Eugenio Spada, il commissario Spada: padre tormentato dall’incomunicabilità con il figlio che pure rappresenta il solo legame con il ricordo della moglie Lucia, mai abbastanza rimpianta. Una donna e madre che decide di sacrificarsi, anzi di immolarsi, combattendo a modo proprio la battaglia contro il male che il marito proseguirà con le armi che gli sono più consone. Un male rappresentato da una spietata setta satanica composta di insospettabili personaggi, una vera e propria piovra tentacolare che arriva ovunque con irrisoria facilità, corruttrice torbida e perversa da fermare a ogni costo, anche al prezzo della propria vita e della dolorosa rinuncia a veder crescere il figlio portato in grembo.

Un’assenza, quella di Lucia, che diventa una presenza impalpabile per il commissario Eugenio Spada, che in fondo non è solo uomo delle istituzioni ma anche padre di famiglia alle prese con i problemi di tanti suoi coetanei dell’epoca, e forse anche di oggi.

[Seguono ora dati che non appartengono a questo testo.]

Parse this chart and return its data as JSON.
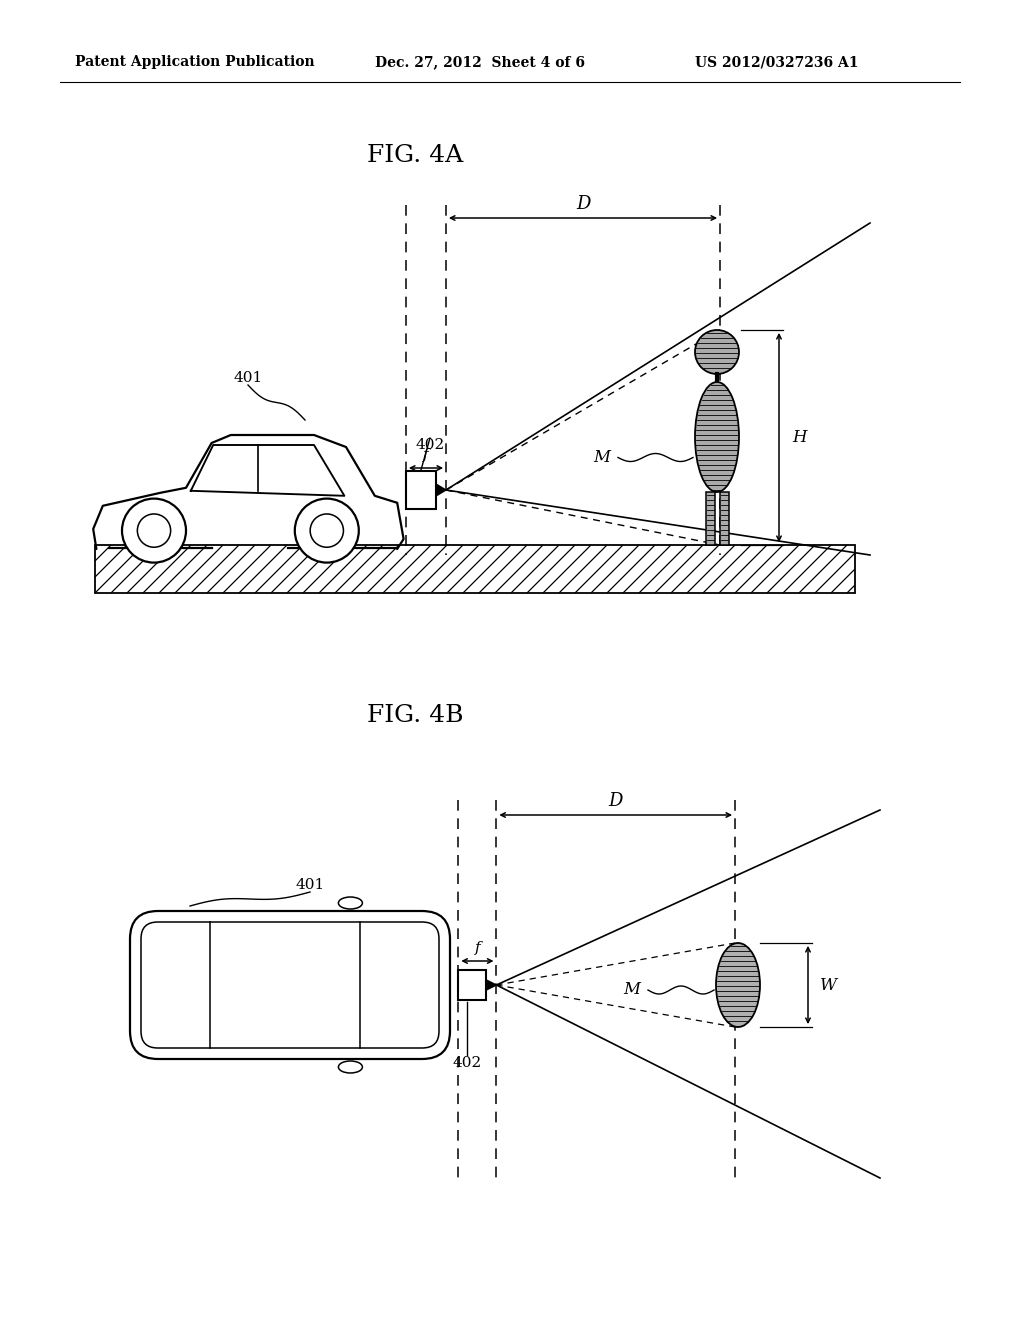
{
  "bg_color": "#ffffff",
  "line_color": "#000000",
  "header_left": "Patent Application Publication",
  "header_center": "Dec. 27, 2012  Sheet 4 of 6",
  "header_right": "US 2012/0327236 A1",
  "fig4a_title": "FIG. 4A",
  "fig4b_title": "FIG. 4B",
  "label_401": "401",
  "label_402": "402",
  "label_f": "f",
  "label_D": "D",
  "label_M": "M",
  "label_H": "H",
  "label_W": "W",
  "gray_person": "#888888",
  "gray_ellipse": "#999999"
}
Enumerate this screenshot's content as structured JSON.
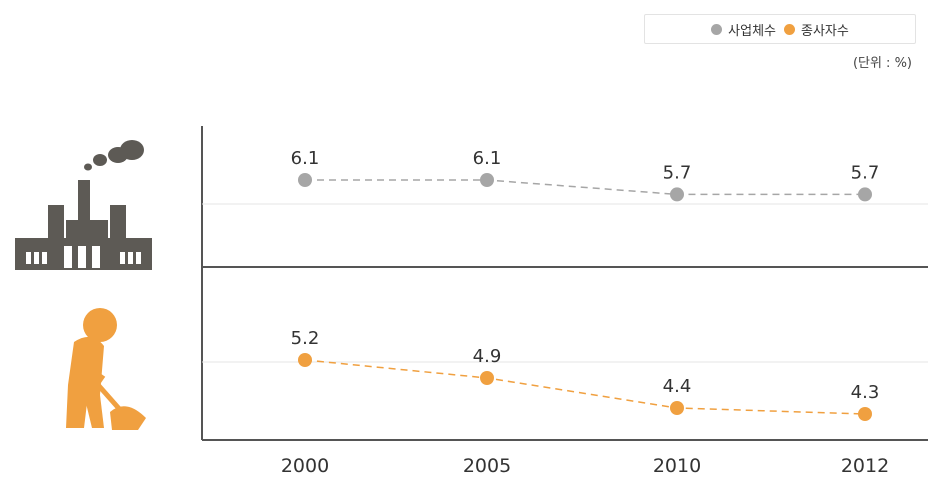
{
  "legend": {
    "items": [
      {
        "label": "사업체수",
        "color": "#a6a6a6"
      },
      {
        "label": "종사자수",
        "color": "#f0a040"
      }
    ]
  },
  "unit_note": "(단위 : %)",
  "icons": [
    "factory-icon",
    "worker-shovel-icon"
  ],
  "chart_data": {
    "type": "line",
    "x": [
      "2000",
      "2005",
      "2010",
      "2012"
    ],
    "series": [
      {
        "name": "사업체수",
        "color": "#a6a6a6",
        "values": [
          6.1,
          6.1,
          5.7,
          5.7
        ],
        "labels": [
          "6.1",
          "6.1",
          "5.7",
          "5.7"
        ]
      },
      {
        "name": "종사자수",
        "color": "#f0a040",
        "values": [
          5.2,
          4.9,
          4.4,
          4.3
        ],
        "labels": [
          "5.2",
          "4.9",
          "4.4",
          "4.3"
        ]
      }
    ],
    "line_style": "dashed",
    "grid": true
  }
}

È anche questo aspetto, oltre alla capacità di ricreare le vicende terribili e per certi versi irripetibili di quegli anni, che rende il fumetto di De Luca e Gonano un piccolo cult e spiega perché un editore cattolico lo abbia pubblicato su un giornale, anzi su Il Giornalino, in vendita in tutte le chiese e le sacrestie.